Cualquiera que haya visto una peli de pandillas sabe que siempre está el grandote que reparte las hostias y el psicópata enclenque que le impulsa a actuar. Cualquiera que haya visto a Cristóbal Montoro sabe que no es el grandote que reparte las hostias.
En las peleas de pandillas de mi barrio, Montoro sería el típico que permanece en retaguardia, provocando y agitando los puños en el aire, presto a poner la zancadilla, apuñalar por la espalda o chivarse del contrincante que escapa por el callejón. Pero Montoro no vive en mi barrio; su pandilla se llama Partido Popular y ejerce el gobierno.

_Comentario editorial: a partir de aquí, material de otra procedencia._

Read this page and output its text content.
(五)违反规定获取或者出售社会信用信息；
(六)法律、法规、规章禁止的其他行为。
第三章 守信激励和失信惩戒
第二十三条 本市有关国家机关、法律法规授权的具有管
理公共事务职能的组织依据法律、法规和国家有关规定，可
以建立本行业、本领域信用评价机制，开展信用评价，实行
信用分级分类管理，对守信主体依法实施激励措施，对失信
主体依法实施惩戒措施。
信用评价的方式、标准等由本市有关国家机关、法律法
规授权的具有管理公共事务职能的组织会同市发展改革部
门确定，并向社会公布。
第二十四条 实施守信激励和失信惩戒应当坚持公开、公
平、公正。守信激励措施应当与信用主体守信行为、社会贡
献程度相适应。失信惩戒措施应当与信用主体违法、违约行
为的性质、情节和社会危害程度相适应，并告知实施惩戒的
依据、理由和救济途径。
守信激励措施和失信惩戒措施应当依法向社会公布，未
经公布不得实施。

Así que Montoro profesa su chulería barriobajera desde primera línea, insultando y mintiendo a destajo, riéndose como una hiena y despreciando al resto de pandillas no alineadas con el Partido Popular. Y lo hace bien alto en la tribuna o frente a las cámaras. No necesita que ninguno de sus secuaces le sirva de parapeto: cuenta con escoltas, guardaespaldas, servicios secretos, policía, guardia civil y hasta ejércitos.

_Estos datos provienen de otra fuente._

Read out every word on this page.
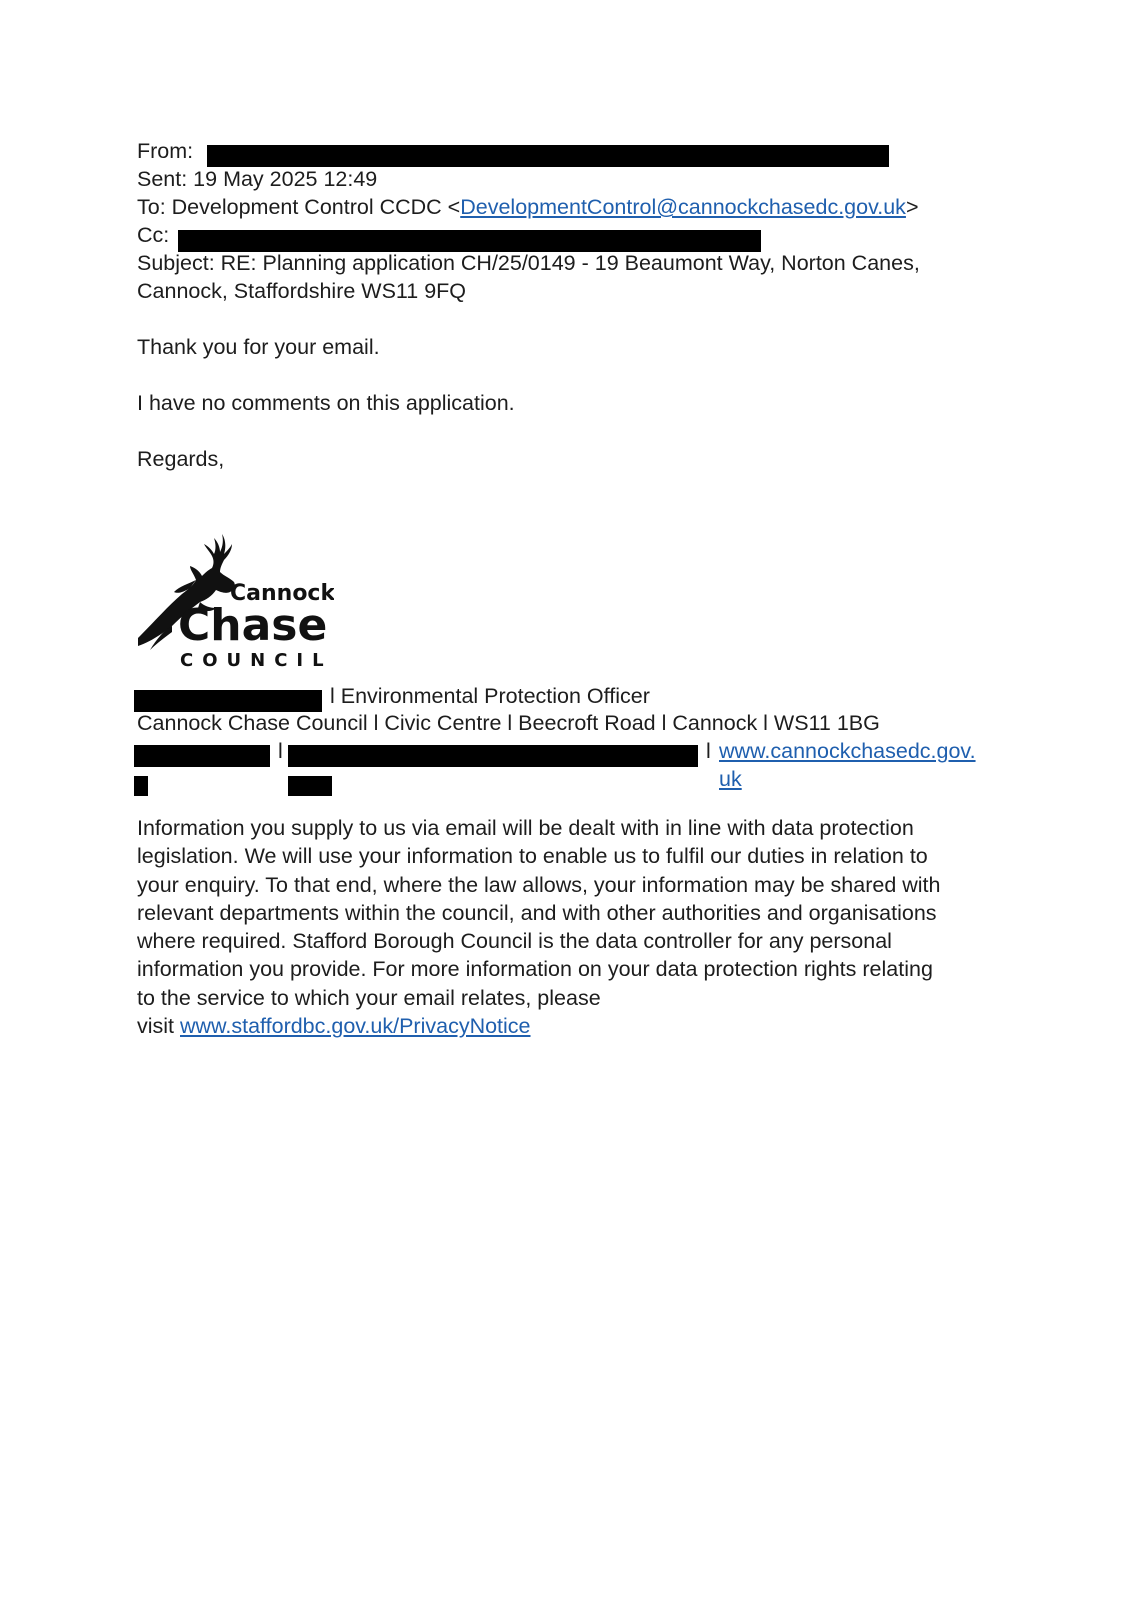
From:
Sent: 19 May 2025 12:49
To: Development Control CCDC <DevelopmentControl@cannockchasedc.gov.uk>
Cc:
Subject: RE: Planning application CH/25/0149 - 19 Beaumont Way, Norton Canes,
Cannock, Staffordshire WS11 9FQ
Thank you for your email.
I have no comments on this application.
Regards,
Cannock
Chase
COUNCIL
l Environmental Protection Officer
Cannock Chase Council l Civic Centre l Beecroft Road l Cannock l WS11 1BG
l	l www.cannockchasedc.gov.
uk
Information you supply to us via email will be dealt with in line with data protection
legislation. We will use your information to enable us to fulfil our duties in relation to
your enquiry. To that end, where the law allows, your information may be shared with
relevant departments within the council, and with other authorities and organisations
where required. Stafford Borough Council is the data controller for any personal
information you provide. For more information on your data protection rights relating
to the service to which your email relates, please
visit www.staffordbc.gov.uk/PrivacyNotice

Ahora que también es lo que dicen el Johny, el Chivas y el Palenque mientras comparten un litro y finiquitan el último porro: que la vida da muchas vueltas, y que tan pronto es uno el rey del mambo como bracea desesperadamente en el lodo; que algún día cambiarán las tornas, Montoro, y llevas todos los números para recibir una galleta.